XIe s. Mult grant venjance en prendrat l'emperere, Ch. de Rol. CXI. Quant l'empereres ad faite sa venjance, ib. CCXCI.

XIIe s. Membre tei [souviens-toi], sire, de Deu nostre Seignur, que li parent ne facent venjance e qu'il ne ocient mun fiz, Rois, p. 169. Ami, lai [laisse] la venjance et je te vengerai, Saint Bernard, p. 522.

XIIIe s. Car quant Dex fist de vous election [roi] Et seigneur de sa venjance, Bien deüssiez monstrer vostre puissance, Quesnes, Romancero, p. 100. Tous jors est venjance mauvese, la Rose, 7038. Qu'il sacent que le [la] vengance doit estre prise de cascun meffet, Beaumanoir, XXX, 1.

XIVe s. La venjance est droiturierement faite, se celui qui a mal fait souffre et reçoit telz malz come il a fait, Oresme, Éth. 150. Il n'est nulle si grant vengence que de vieil home, Ménagier, I, 6.

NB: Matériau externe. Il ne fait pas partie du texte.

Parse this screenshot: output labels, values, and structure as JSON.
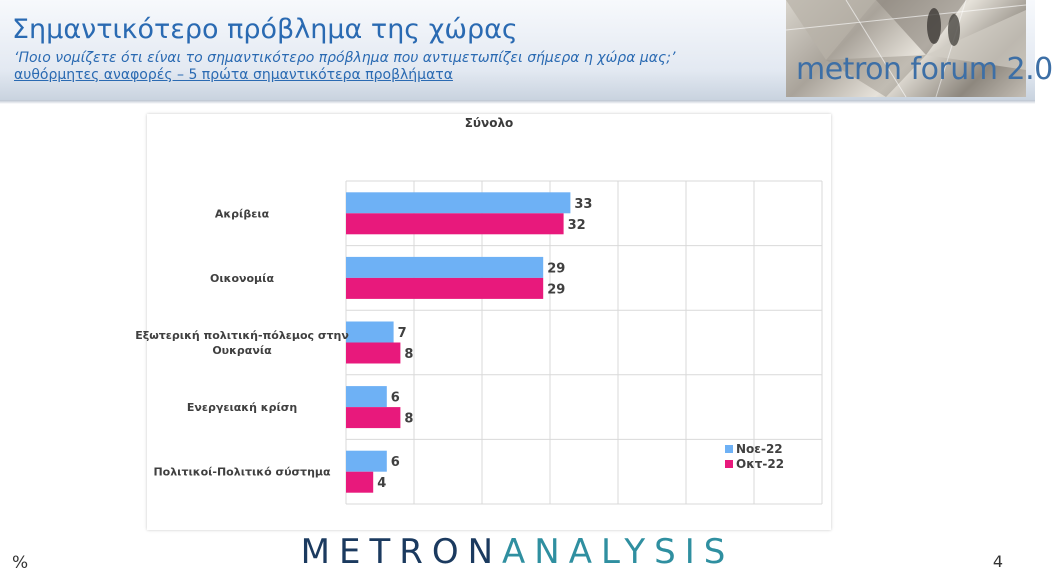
{
  "header": {
    "title": "Σημαντικότερο πρόβλημα της χώρας",
    "subtitle": "‘Ποιο νομίζετε ότι  είναι το σημαντικότερο πρόβλημα που αντιμετωπίζει σήμερα η χώρα μας;’",
    "subtitle2": "αυθόρμητες αναφορές – 5 πρώτα σημαντικότερα προβλήματα",
    "brand": "metron forum 2.0"
  },
  "chart_data": {
    "type": "bar",
    "orientation": "horizontal",
    "title": "Σύνολο",
    "categories": [
      "Ακρίβεια",
      "Οικονομία",
      "Εξωτερική πολιτική-πόλεμος στην Ουκρανία",
      "Ενεργειακή κρίση",
      "Πολιτικοί-Πολιτικό σύστημα"
    ],
    "series": [
      {
        "name": "Νοε-22",
        "color": "#6eb1f5",
        "values": [
          33,
          29,
          7,
          6,
          6
        ]
      },
      {
        "name": "Οκτ-22",
        "color": "#e8197c",
        "values": [
          32,
          29,
          8,
          8,
          4
        ]
      }
    ],
    "xlim": [
      0,
      70
    ],
    "grid": true,
    "legend": "bottom-right"
  },
  "footer": {
    "logo_part1": "METRON",
    "logo_part2": "ANALYSIS",
    "percent_sign": "%",
    "page_number": "4"
  }
}
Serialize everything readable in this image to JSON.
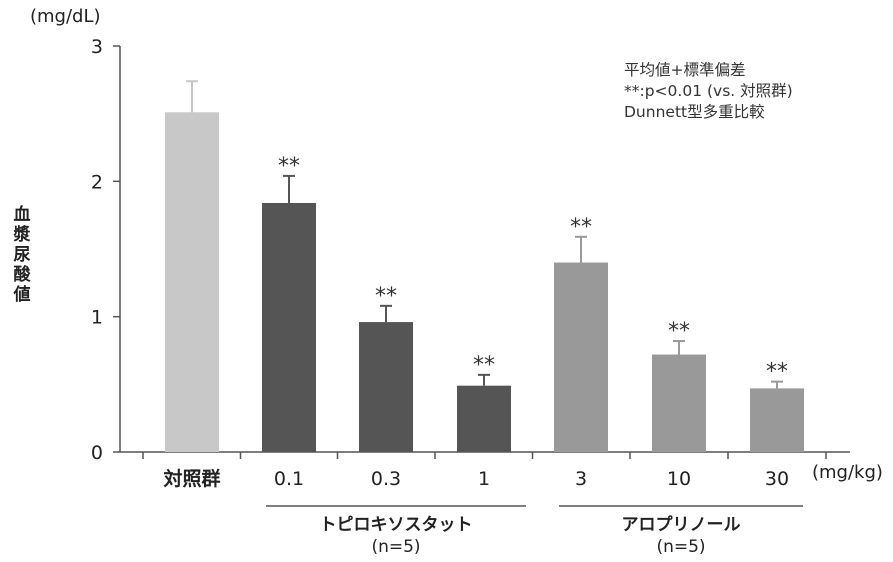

XVe s. Dont la vengence à Dieu crie, Vigiles de Charles VII, t. II, p. 179.

XVIe s. Ce n'estoit point par appetit de vengeance qu'il le faisoit, Amyot, Artax. 7. Ilz eurent ainsi le moyen de veoir la vengeance [punition] de Tisaphernes qui estoit un mauvais homme, Amyot, Agés. 16. La vengeance divine, qui ne laisse ny les faicts ny les dicts insolents des hommes impunis, Amyot, Philop. 31. Qu'il [un roi] les face [vos fils] les ministres de ses convoitises, les executeurs de ses vengeances, La Boétie, Servit. vol. La vengeance, au teint noir, palissant, Qui croist et qui devient plus forte en vieillissant, D'Aubigné, Tragiques, édit. LALANNE, p. 136.

ÉTYMOLOGIE

Vengeant. Wallon, veingeanss ; provenç. venjansa ; espagn. venganza ; ital. vengianza. L'ancienne langue disait aussi vengison, vengement.